It’s the second Tuesday of the month, which means Adobe and Microsoft have released their latest security patches. Take a break from your regularly scheduled activities and join us as we review the details of their latest advisories. If you’d rather watch the video recap, check out the Patch Report webcast on our
YouTube channel. It should be posted within a couple of hours after the release.
Adobe Patches for June 2023
For June, Adobe released four patches addressing 18 CVEs in Adobe Commerce, Substance 3D Designer, Adobe Animate, and Experience Manager. The bug in
Substance 3D Designer was found by ZDI researcher Mat Powell and could lead to arbitrary code execution when opening a specially crafted file. The patch for
Commerce is the largest this month with a dozen total fixes. Most of these are Important or Moderate rated Security Feature Bypasses (SFB), but there is a lone Critical-rate code execution bug in there as well. The fix for
Adobe Animate also addresses a lone code execution bug. The patch for
Experience Manager fixes four bugs, but none are Critical. There are three Important-rated cross-site scripting (XSS) bugs getting fixes plus one more SFB.

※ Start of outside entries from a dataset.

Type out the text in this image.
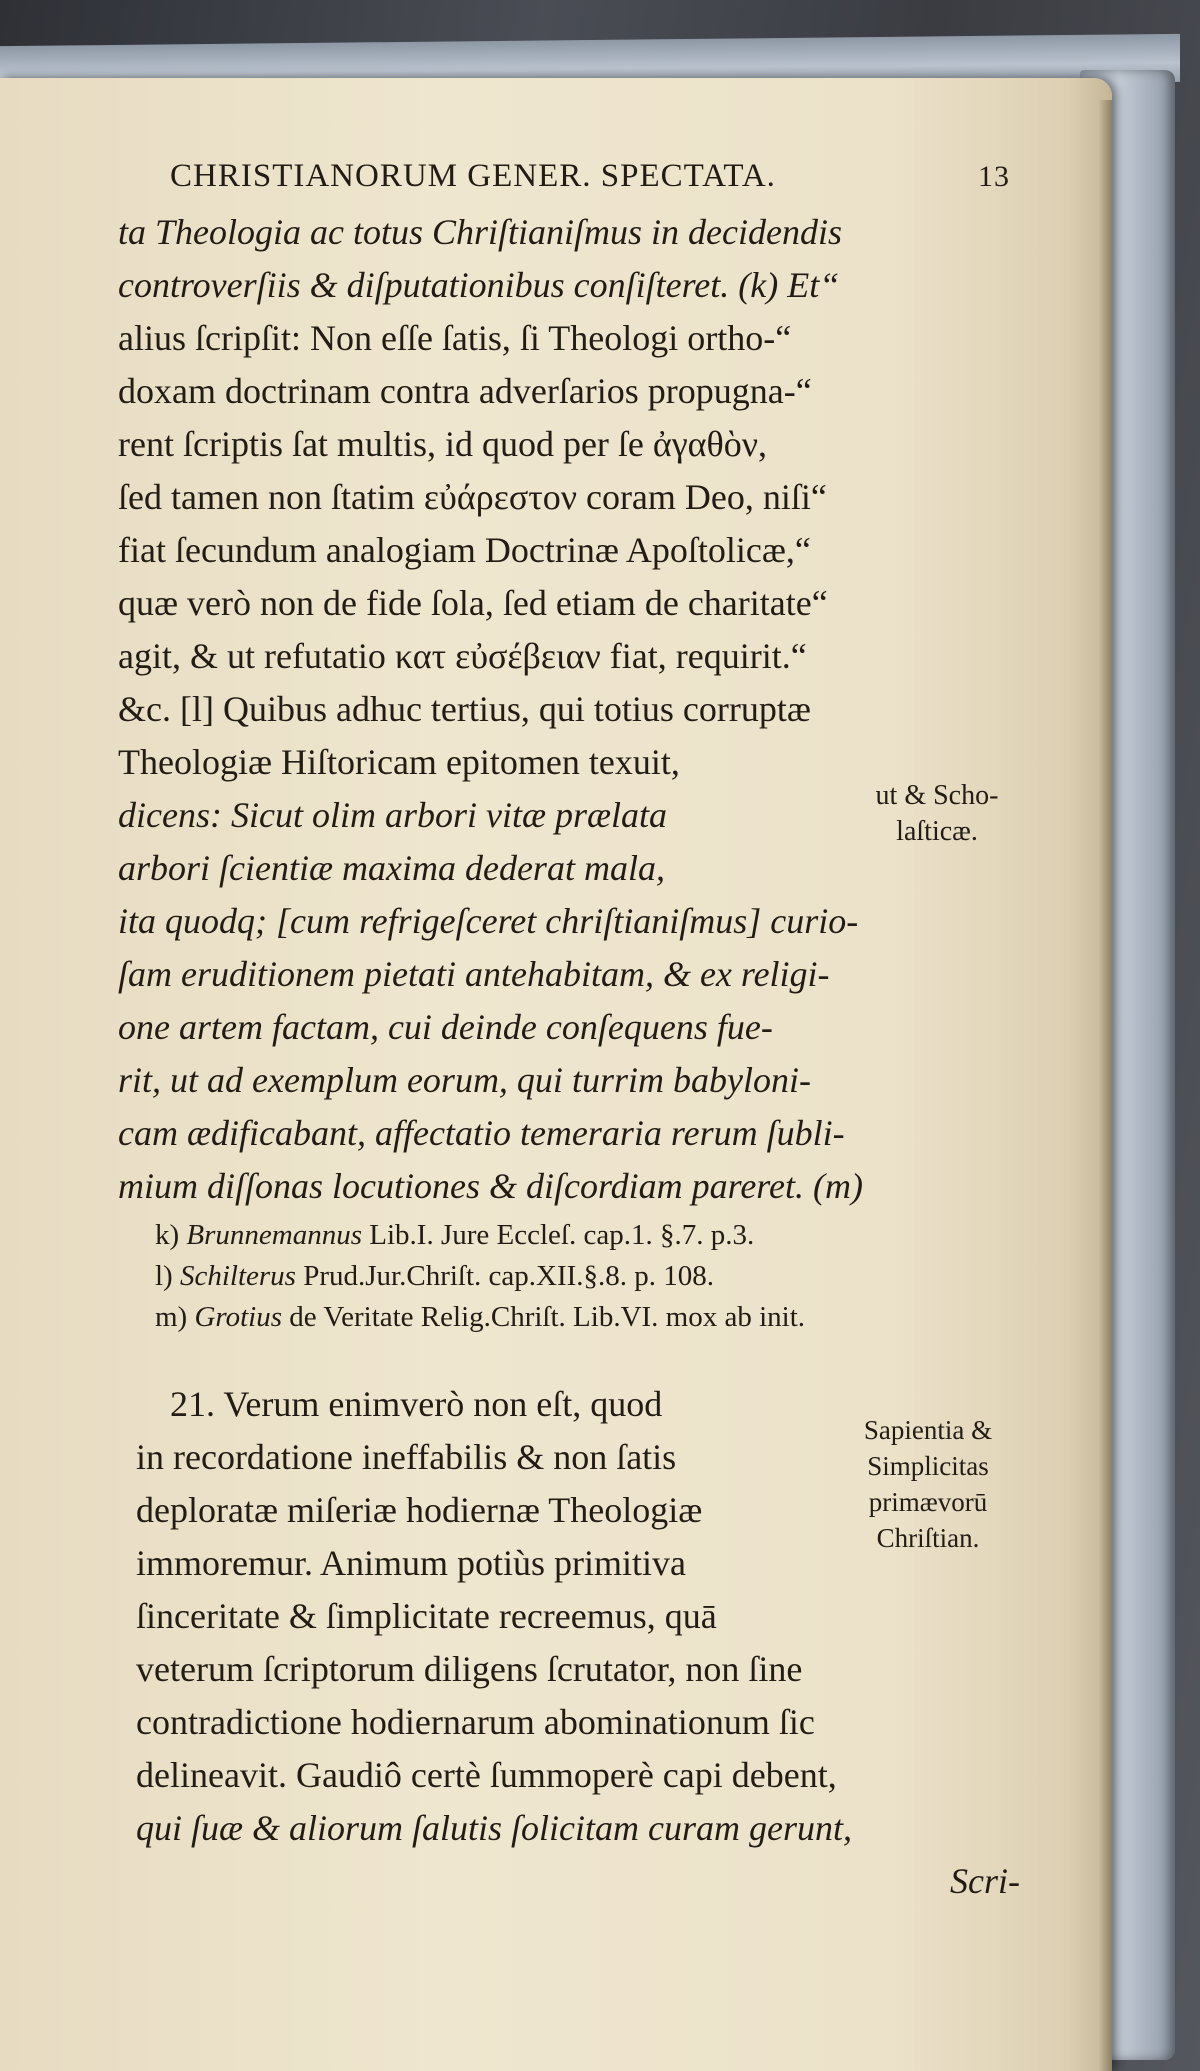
CHRISTIANORUM GENER. SPECTATA.	13
ta Theologia ac totus Chriſtianiſmus in decidendis
controverſiis & diſputationibus conſiſteret. (k) Et“
alius ſcripſit: Non eſſe ſatis, ſi Theologi ortho-“
doxam doctrinam contra adverſarios propugna-“
rent ſcriptis ſat multis, id quod per ſe ἀγαθὸν,
ſed tamen non ſtatim εὐάρεστον coram Deo, niſi“
fiat ſecundum analogiam Doctrinæ Apoſtolicæ,“
quæ verò non de fide ſola, ſed etiam de charitate“
agit, & ut refutatio κατ εὐσέβειαν fiat, requirit.“
&c. [l] Quibus adhuc tertius, qui totius corruptæ
Theologiæ Hiſtoricam epitomen texuit,
dicens: Sicut olim arbori vitæ prælata
arbori ſcientiæ maxima dederat mala,
ita quodq; [cum refrigeſceret chriſtianiſmus] curio-
ſam eruditionem pietati antehabitam, & ex religi-
one artem factam, cui deinde conſequens fue-
rit, ut ad exemplum eorum, qui turrim babyloni-
cam ædificabant, affectatio temeraria rerum ſubli-
mium diſſonas locutiones & diſcordiam pareret. (m)
ut & Scho-
laſticæ.
k) Brunnemannus Lib.I. Jure Eccleſ. cap.1. §.7. p.3.
l) Schilterus Prud.Jur.Chriſt. cap.XII.§.8. p. 108.
m) Grotius de Veritate Relig.Chriſt. Lib.VI. mox ab init.
21. Verum enimverò non eſt, quod
in recordatione ineffabilis & non ſatis
deploratæ miſeriæ hodiernæ Theologiæ
immoremur. Animum potiùs primitiva
ſinceritate & ſimplicitate recreemus, quā
veterum ſcriptorum diligens ſcrutator, non ſine
contradictione hodiernarum abominationum ſic
delineavit. Gaudiô certè ſummoperè capi debent,
qui ſuæ & aliorum ſalutis ſolicitam curam gerunt,
Scri-
Sapientia &
Simplicitas
primævorū
Chriſtian.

None of the bugs fixed by Adobe this month are listed as publicly known or under active attack at the time of release. Adobe categorizes these updates as a deployment priority rating of 3.
Microsoft Patches for June 2023
This month, Microsoft released 69 new patches addressing CVES in Microsoft Windows and Windows Components; Office and Office Components; Exchange Server; Microsoft Edge (Chromium-based); SharePoint Server; .NET and Visual Studio; Microsoft Teams; Azure DevOps; Microsoft Dynamics; and the Remote Desktop Client. This is in addition to 25 CVEs that were previously released by third parties and are now being documented in the Security Updates Guide.
A total of five of these bugs were submitted through the ZDI program. This includes fixes for some of the bugs submitted at the Pwn2Own Vancouver contest. The SharePoint and local privilege escalations should be addressed with these fixes. However, we’re still awaiting the fixes for the Teams bugs demonstrated during the competition.
Of the new patches released today, six are rated Critical, 62 are rated Important, and one is rated Moderate in severity. This volume of fixes is slighter larger than the typical number of fixes for June, but not extraordinarily so. July tends to be a larger month as it is the last patch Tuesday before the Black Hat USA conference. It will be interesting to see if this trend continues.
None of the CVEs released today are listed as being publicly known or under active attack at the time of release.